У дальней стены белело в свете фонаря большое овальное пятно.
— Все правильно! — Флоренс сжала его руку (во всяком случае, из-под маски звучал именно голос Флоренс). — Путь сквозь Белый Туман, я знала.
Он невольно вздрогнул при словах «Белый Туман».
— Я не ошиблась! Пойдем, окунемся...
И вновь один эпизод сменился другим. ...Его несло и крутило в белесой мгле, и он боялся потерять Флоренс, потерять оружие, захлебнуться в этом вязком теплом сиропе — но налетела вдруг волна и выбросила на что-то скользкое и упругое.
Он приподнялся и осмотрел очередной удлиненный зал с лазурными светящимися стенами и гладким, черным, тускло блестящим полом, напоминающим спину какой-нибудь королевы рыб морских.
И увидел рядом лицо Флоренс. То ли маску смыло белым сиропом, то ли она исчезла по какой-то другой причине (у сновидений свои законы) — но теперь ее не было. Да, перед ним сидела именно Флоренс. Сироп не оставив следов, скатился с ее комбинезона, растворившись в черной рыбьей спине, и она, с мокрыми светлыми волосами и удивительными бирюзовыми глазами, была так хороша, что у него перехватило Дыхание.
— Теперь у нас есть время, — сказала она и улыбалась. — Мы здорово оторвались, я не ошиблась.
— Почему ты думаешь, что мы оторвались? — спросил он и вновь осмотрелся, пытаясь понять, где же вход, через который они попали сюда. Никакого входа не было — только лазурные стены, бросающие отсветы на черный траурный пол.
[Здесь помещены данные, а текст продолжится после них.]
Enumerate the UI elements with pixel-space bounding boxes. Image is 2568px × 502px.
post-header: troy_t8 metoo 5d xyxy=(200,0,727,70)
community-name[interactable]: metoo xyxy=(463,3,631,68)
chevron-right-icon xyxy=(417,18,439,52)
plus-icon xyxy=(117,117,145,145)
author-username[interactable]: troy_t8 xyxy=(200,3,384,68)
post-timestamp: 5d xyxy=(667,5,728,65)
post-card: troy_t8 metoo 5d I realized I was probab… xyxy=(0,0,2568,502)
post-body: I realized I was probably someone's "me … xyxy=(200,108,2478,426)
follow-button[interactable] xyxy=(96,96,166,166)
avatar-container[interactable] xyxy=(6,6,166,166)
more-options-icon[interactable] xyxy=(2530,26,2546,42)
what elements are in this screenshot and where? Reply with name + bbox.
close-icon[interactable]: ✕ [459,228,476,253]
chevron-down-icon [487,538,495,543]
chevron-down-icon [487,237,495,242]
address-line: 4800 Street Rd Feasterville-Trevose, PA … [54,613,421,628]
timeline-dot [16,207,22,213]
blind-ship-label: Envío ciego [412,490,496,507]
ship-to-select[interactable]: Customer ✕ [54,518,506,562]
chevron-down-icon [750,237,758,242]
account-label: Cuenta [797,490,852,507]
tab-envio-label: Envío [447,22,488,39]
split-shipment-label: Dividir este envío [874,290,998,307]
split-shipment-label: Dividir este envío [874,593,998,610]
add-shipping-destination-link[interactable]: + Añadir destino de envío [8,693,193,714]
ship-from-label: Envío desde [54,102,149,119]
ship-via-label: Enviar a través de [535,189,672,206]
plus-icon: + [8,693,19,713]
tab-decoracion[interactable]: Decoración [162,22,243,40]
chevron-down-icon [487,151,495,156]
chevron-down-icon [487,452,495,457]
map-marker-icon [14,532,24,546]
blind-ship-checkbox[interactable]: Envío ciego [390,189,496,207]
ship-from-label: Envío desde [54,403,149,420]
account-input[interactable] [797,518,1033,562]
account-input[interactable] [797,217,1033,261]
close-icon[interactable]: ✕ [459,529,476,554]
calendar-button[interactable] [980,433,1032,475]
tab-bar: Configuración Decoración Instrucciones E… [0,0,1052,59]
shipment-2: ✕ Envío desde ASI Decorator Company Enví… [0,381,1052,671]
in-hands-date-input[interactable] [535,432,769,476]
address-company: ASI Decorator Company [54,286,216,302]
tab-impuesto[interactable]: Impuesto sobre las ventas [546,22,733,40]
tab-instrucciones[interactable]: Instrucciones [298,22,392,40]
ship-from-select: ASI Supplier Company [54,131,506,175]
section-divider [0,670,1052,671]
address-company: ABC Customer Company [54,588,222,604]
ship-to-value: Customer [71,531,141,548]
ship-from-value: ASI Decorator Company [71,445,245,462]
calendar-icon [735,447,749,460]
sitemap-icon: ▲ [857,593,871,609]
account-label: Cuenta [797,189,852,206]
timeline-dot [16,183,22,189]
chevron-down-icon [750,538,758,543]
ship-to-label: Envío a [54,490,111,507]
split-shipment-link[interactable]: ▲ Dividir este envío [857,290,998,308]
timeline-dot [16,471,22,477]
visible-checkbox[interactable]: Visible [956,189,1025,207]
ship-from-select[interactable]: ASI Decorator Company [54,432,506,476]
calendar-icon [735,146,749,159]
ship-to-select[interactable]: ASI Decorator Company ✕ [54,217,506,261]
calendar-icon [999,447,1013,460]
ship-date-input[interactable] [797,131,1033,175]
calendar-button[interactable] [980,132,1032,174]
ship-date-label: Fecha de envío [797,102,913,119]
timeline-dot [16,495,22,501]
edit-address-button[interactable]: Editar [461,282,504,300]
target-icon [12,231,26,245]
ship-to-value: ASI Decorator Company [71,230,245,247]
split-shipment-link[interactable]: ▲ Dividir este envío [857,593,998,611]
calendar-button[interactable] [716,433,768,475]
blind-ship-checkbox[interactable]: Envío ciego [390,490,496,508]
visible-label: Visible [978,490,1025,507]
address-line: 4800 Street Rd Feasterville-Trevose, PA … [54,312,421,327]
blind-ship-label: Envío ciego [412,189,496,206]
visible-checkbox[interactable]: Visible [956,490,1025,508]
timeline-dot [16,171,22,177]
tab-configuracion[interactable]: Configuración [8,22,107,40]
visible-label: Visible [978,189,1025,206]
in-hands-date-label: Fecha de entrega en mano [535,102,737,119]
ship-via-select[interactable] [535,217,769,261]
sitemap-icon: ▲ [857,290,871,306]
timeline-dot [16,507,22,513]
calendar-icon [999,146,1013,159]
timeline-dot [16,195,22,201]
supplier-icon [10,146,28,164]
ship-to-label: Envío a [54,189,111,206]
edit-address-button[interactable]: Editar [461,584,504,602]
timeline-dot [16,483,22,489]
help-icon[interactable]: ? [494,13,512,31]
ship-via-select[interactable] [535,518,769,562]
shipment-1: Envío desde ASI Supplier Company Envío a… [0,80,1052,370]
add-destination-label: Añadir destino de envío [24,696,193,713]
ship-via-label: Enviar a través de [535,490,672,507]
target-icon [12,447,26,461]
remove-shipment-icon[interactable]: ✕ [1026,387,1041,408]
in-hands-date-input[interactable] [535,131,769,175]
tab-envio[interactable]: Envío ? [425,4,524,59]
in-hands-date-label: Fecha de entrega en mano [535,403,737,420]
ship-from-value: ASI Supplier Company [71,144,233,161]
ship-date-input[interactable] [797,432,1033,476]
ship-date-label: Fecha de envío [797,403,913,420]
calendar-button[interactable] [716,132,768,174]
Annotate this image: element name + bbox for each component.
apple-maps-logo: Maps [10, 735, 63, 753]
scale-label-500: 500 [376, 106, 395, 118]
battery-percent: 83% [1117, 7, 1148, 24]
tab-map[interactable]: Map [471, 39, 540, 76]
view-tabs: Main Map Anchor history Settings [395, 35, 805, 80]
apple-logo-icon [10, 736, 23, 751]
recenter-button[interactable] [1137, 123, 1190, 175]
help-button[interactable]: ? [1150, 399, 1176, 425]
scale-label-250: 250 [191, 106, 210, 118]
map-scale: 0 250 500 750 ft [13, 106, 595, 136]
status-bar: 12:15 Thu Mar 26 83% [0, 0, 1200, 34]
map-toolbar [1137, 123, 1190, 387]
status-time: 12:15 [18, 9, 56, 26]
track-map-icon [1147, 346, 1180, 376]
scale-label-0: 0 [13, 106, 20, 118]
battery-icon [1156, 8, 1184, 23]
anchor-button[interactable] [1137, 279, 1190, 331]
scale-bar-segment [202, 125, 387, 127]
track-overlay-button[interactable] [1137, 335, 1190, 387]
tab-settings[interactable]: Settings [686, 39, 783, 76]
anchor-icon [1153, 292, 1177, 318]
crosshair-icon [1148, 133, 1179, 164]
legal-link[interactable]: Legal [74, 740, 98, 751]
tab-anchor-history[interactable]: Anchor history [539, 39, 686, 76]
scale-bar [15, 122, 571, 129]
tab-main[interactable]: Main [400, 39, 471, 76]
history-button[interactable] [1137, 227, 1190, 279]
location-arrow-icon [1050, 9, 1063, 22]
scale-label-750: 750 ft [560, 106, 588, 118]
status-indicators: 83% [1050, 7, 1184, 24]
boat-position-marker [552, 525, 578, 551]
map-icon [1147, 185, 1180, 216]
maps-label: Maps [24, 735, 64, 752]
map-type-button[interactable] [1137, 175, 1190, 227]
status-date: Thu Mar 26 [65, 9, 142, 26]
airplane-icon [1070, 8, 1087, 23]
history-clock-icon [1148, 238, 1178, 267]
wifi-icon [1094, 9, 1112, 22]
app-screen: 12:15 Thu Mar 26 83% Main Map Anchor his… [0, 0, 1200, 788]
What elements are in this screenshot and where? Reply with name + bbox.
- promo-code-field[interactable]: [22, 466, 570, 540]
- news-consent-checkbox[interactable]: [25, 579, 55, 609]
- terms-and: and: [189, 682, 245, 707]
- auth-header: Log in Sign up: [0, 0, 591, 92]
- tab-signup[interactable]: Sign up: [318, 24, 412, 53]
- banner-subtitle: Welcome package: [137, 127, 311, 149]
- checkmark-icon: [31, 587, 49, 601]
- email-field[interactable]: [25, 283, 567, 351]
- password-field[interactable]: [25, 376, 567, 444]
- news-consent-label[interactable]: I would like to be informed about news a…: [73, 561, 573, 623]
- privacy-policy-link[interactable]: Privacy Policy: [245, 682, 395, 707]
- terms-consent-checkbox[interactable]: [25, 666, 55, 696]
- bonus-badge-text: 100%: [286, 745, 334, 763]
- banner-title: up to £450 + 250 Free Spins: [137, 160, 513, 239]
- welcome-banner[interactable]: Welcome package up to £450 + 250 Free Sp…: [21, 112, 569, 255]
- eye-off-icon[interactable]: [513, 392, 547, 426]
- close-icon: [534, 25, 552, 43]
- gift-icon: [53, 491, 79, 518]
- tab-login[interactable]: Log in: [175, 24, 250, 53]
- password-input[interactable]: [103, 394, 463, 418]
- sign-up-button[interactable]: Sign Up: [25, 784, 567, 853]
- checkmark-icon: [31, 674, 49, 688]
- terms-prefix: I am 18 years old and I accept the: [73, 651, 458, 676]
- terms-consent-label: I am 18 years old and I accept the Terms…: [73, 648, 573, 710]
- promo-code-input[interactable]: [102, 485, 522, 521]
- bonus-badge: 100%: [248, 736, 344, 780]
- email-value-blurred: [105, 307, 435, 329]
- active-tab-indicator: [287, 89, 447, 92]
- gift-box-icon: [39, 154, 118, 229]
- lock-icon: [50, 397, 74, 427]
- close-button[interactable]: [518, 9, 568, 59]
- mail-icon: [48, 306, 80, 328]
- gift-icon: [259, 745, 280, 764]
Флоренс вновь улыбнулась и придвинулась к нему: — Потому что мы прошли сквозь Белый Туман, а теперь его там нет. Тебе ведь приходилось бывать в Белом Тумане, ты знаешь, что это такое.
Он сидел рядом с Флоренс и смотрел на нее. А она, не отрываясь, смотрела на него.
И вдруг черная спина диковинной рыбы ожила, задрожала, пошла волнами. Флоренс провалилась в разверзшуюся яму, и края ямы почти мгновенно сомкнулись над ней, будто захлопнулась огромная кровожадная пасть. Он успел вцепиться в ладонь Флоренс, одиноко и жутко торчащую из черноты, и, падая, нажал на курок, целясь в сторону от того места, где исчезла Флоренс. Ахнуло, забулькало... Судорогой заплясала чернота, лопнула переспелым арбузом — и он полетел в нее, держа, изо всех сил сжимая ладонь Флоренс. Упали они во что-то мягкое, пух не пух, снег не снег, мельтешило вокруг что-то белесое, как пыль на Равнине, щекотало лицо, опадало медленно в полной тишине. Фонарь и здесь не понадобился — разливался в пространстве тусклый свет, тонул вдалеке в тусклых стенах.